Los reyes de un país muy lejano, desesperados por no poder tener hijos, rezan por tener descendencia (en algunas versiones, incluso llegan a hacer la promesa de entregárselo al diablo si se les concede el favor).

Tienen un hijo hermoso y generoso, pero, se lo deben entregar al diablo. Cuando el niño llega a la adolescencia, el diablo promete restituirle su antigua vida si realiza tres encargos: allanar una ladera, sembrar trigo y hacer pan en un solo día; allanar una montaña, sembrar cepas y hacer vino; y recuperar un anillo perdido en el Estrecho de Gibraltar.

Una anciana, a la que un día ayuda de camino al castillo donde habita el diablo, le da un truco para superar las tareas: hay un río donde se bañan las hijas del diablo, debe esconder la ropa de la más pequeña, Blancaflor, y no dársela hasta que le prometa ayudarlo. Siguiendo las instrucciones de la anciana consigue la ayuda de Blancaflor tras prometerle matrimonio. Gracias a ella logra realizar las tareas.

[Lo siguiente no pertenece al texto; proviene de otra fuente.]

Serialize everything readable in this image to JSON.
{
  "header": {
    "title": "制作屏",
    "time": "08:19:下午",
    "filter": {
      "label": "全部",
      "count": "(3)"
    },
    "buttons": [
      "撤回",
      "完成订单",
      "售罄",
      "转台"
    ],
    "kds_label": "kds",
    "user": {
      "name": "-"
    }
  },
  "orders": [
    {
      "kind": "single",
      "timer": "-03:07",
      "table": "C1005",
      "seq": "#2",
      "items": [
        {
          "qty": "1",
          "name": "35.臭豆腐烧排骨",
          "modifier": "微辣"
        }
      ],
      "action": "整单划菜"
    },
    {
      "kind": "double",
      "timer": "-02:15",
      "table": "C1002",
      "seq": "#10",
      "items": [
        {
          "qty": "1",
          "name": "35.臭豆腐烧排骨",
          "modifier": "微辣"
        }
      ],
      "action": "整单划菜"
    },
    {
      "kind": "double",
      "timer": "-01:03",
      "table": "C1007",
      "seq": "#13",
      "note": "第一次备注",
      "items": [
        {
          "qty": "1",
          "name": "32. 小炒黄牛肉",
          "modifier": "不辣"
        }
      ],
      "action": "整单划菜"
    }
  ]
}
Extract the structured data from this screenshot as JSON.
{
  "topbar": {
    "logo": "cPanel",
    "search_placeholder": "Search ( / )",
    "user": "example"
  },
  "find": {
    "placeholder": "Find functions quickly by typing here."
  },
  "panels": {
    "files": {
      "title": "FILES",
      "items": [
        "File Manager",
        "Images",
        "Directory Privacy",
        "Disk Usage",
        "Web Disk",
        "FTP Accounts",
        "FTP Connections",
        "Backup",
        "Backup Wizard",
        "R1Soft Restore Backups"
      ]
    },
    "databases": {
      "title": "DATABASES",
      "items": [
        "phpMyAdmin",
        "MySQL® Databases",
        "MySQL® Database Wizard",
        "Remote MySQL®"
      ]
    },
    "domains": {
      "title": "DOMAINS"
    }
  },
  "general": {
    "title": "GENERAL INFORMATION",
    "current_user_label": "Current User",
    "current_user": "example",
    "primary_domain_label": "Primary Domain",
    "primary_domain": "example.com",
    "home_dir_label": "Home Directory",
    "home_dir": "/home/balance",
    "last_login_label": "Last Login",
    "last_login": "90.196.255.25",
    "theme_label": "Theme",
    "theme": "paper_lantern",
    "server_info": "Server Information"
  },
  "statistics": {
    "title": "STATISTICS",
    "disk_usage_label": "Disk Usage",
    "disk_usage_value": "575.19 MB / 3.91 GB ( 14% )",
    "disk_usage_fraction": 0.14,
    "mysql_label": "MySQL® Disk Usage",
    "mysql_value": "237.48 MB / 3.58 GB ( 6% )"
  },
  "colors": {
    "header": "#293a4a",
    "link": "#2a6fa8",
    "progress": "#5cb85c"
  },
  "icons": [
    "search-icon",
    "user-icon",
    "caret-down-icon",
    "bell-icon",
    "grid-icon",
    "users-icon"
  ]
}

El diablo enfadado por su derrota y porque el muchacho se va a casar con su hija trata de matarlo, pero ambos huyen al país del príncipe. Una vez allí, él se olvida todo lo ocurrido y se compromete con otra. Blancaflor, al enterarse, trata de suicidarse, pero el príncipe recuerda todo lo ocurrido y la detiene en el último momento para casarse con ella.